Some of the gains have likely reversed in the past couple of months. The stock market, as measured by the Standard & Poor’s 500 index, closed Wednesday 2.7 per cent below its level at the beginning of the year. Home prices, however, have continued to rise.
The figures show that Americans, on average, were in decent financial shape when 2016 began. The ratio of household debt to income — a key measure of whether consumers are borrowing too much — stood at 106.8 per cent in the fourth quarter. That’s down 1.2 percentage points from a year earlier.
Just before the financial crisis and Great Recession, that figure had ballooned to about 135 per cent.

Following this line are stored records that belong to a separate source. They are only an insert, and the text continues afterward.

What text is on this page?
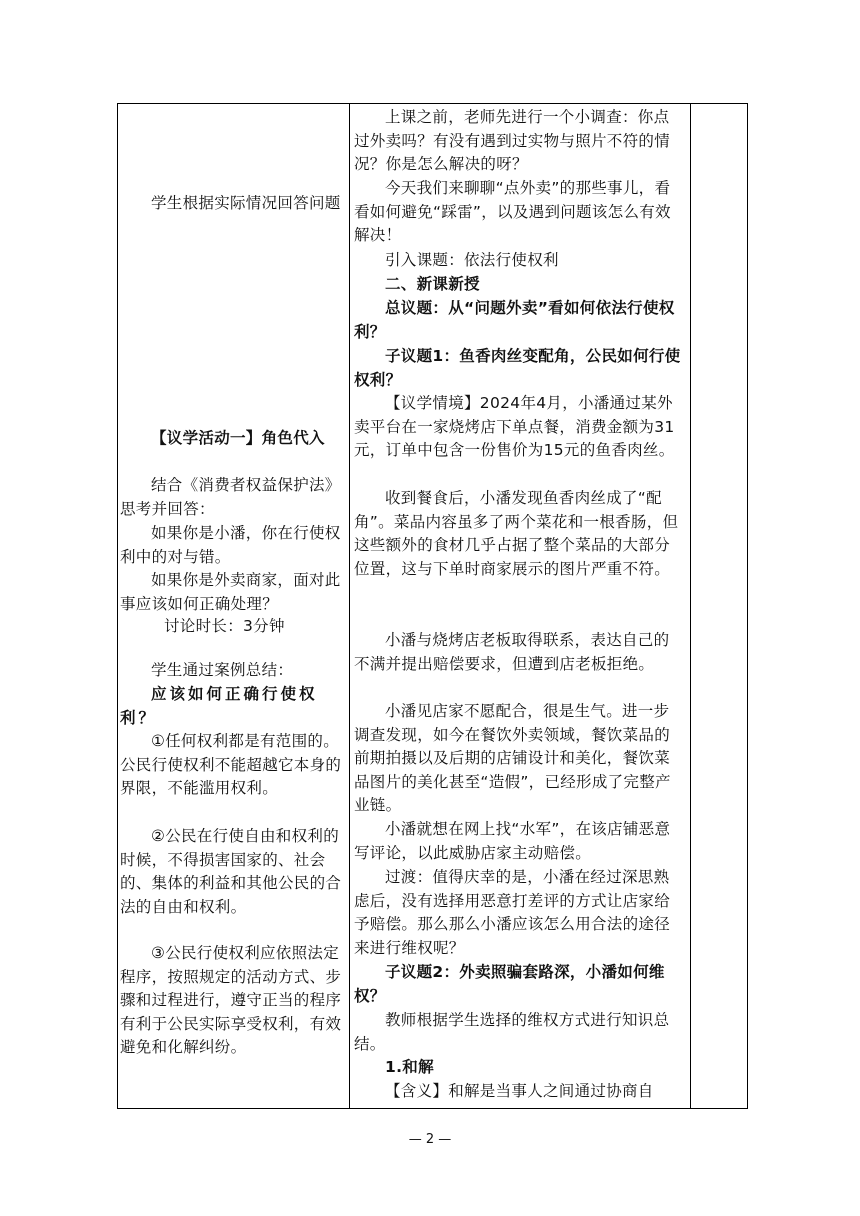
学生根据实际情况回答问题

【议学活动一】角色代入

结合《消费者权益保护法》思考并回答：

如果你是小潘，你在行使权利中的对与错。

如果你是外卖商家，面对此事应该如何正确处理？

讨论时长：3分钟

学生通过案例总结：

应该如何正确行使权利？

①任何权利都是有范围的。公民行使权利不能超越它本身的界限，不能滥用权利。

②公民在行使自由和权利的时候，不得损害国家的、社会的、集体的利益和其他公民的合法的自由和权利。

③公民行使权利应依照法定程序，按照规定的活动方式、步骤和过程进行，遵守正当的程序有利于公民实际享受权利，有效避免和化解纠纷。

上课之前，老师先进行一个小调查：你点过外卖吗？有没有遇到过实物与照片不符的情况？你是怎么解决的呀？

今天我们来聊聊“点外卖”的那些事儿，看看如何避免“踩雷”，以及遇到问题该怎么有效解决！

引入课题：依法行使权利

二、新课新授

总议题：从“问题外卖”看如何依法行使权利？

子议题1：鱼香肉丝变配角，公民如何行使权利？

【议学情境】2024年4月，小潘通过某外卖平台在一家烧烤店下单点餐，消费金额为31元，订单中包含一份售价为15元的鱼香肉丝。

收到餐食后，小潘发现鱼香肉丝成了“配角”。菜品内容虽多了两个菜花和一根香肠，但这些额外的食材几乎占据了整个菜品的大部分位置，这与下单时商家展示的图片严重不符。

小潘与烧烤店老板取得联系，表达自己的不满并提出赔偿要求，但遭到店老板拒绝。

小潘见店家不愿配合，很是生气。进一步调查发现，如今在餐饮外卖领域，餐饮菜品的前期拍摄以及后期的店铺设计和美化，餐饮菜品图片的美化甚至“造假”，已经形成了完整产业链。

小潘就想在网上找“水军”，在该店铺恶意写评论，以此威胁店家主动赔偿。

过渡：值得庆幸的是，小潘在经过深思熟虑后，没有选择用恶意打差评的方式让店家给予赔偿。那么那么小潘应该怎么用合法的途径来进行维权呢？

子议题2：外卖照骗套路深，小潘如何维权？

教师根据学生选择的维权方式进行知识总结。

1.和解

【含义】和解是当事人之间通过协商自

— 2 —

Greater household wealth can trigger more consumer spending, a key fuel for the U.S. economy. The strong dollar is dragging down exports of manufactured goods by making them more expensive overseas, while new home sales and construction may level off this year. Businesses have also held back on buying new machinery and other equipment.
That leaves the consumer as a crucial source of economic growth. In January, Americans bolstered their spending by the most in eight months.
Higher stock and home prices can make consumers feel richer, a phenomenon economists call the “wealth effect.” Some analysts estimate that each dollar of additional wealth can lead to 3 cents to 5 cents of additional spending.
Yet the wealth effect may have diminished in the aftermath of the recession, economists say. After watching home values and financial markets plunge, more Americans likely see those gains as temporary, and may be more reluctant to spend them right away.
In addition, household wealth is distributed more unequally. The wealthiest 10 per cent Americans own 80 per cent of stocks, according to research by Edward Wolff at New York University. Stock values have recovered from the recession and reached new heights.
Meanwhile, home values are a much more important source of wealth for middle-income Americans. Yet home prices, while they have rebounded from recession lows, remain below the levels reached in 2006 during the housing bubble.